On 7 January 2014 14:22, Peter Zijlstra peterz@infradead.org wrote:
On Tue, Jan 07, 2014 at 09:32:04AM +0100, Vincent Guittot wrote:
On 6 January 2014 17:31, Peter Zijlstra peterz@infradead.org wrote:
On Mon, Jan 06, 2014 at 02:41:31PM +0100, Vincent Guittot wrote:
IMHO, these settings will disappear sooner or later, as an example the idle/busy _idx are going to be removed by Alex's patch.
Well I'm still entirely unconvinced by them..
removing the cpu_load array makes sense, but I'm starting to doubt the removal of the _idx things.. I think we want to retain them in some form, it simply makes sense to look at longer term averages when looking at larger CPU groups.
So maybe we can express the things in log_2(group-span) or so, but we need a working replacement for the cpu_load array. Ideally some expression involving the blocked load.
Using the blocked load can surely give benefit in the load balance because it gives a view of potential load on a core but it still decay with the same speed than runnable load average so it doesn't solve the issue for longer term average. One way is to have a runnable average load with longer time window
Ah, another way of looking at it is that the avg without blocked component is a 'now' picture. It is the load we are concerned with right now.
The more blocked we add the further out we look; with the obvious limit of the entire averaging period.
So the avg that is runnable is right now, t_0; the avg that is runnable + blocked is t_0 + p, where p is the avg period over which we expect the blocked contribution to appear.
So something like:
avg = runnable + p(i) * blocked; where p(i) \e [0,1]
could maybe be used to replace the cpu_load array and still represent the concept of looking at a bigger picture for larger sets.

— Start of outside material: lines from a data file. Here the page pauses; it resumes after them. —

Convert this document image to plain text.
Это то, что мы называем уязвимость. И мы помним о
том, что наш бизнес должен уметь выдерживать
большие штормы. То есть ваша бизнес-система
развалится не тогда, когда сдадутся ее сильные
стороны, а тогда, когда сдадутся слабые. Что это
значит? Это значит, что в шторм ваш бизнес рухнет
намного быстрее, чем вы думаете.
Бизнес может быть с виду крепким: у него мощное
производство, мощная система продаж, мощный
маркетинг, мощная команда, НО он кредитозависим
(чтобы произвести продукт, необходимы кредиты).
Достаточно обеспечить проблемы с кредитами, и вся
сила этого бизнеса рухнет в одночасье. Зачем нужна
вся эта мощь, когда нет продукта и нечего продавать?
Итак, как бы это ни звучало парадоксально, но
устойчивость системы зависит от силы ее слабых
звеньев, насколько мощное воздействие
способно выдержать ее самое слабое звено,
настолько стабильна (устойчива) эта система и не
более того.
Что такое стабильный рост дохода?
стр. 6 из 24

Leaving open the details of the map p.
That needs to be studied more deeply but that could be a way to have a larger picture
Another point is that we are using runnable and blocked load average which are the sum of load_avg_contrib of tasks but we are not using the runnable_avg_sum of the cpus which is not the now picture but a average of the past running time (without taking into account task weight)
Vincent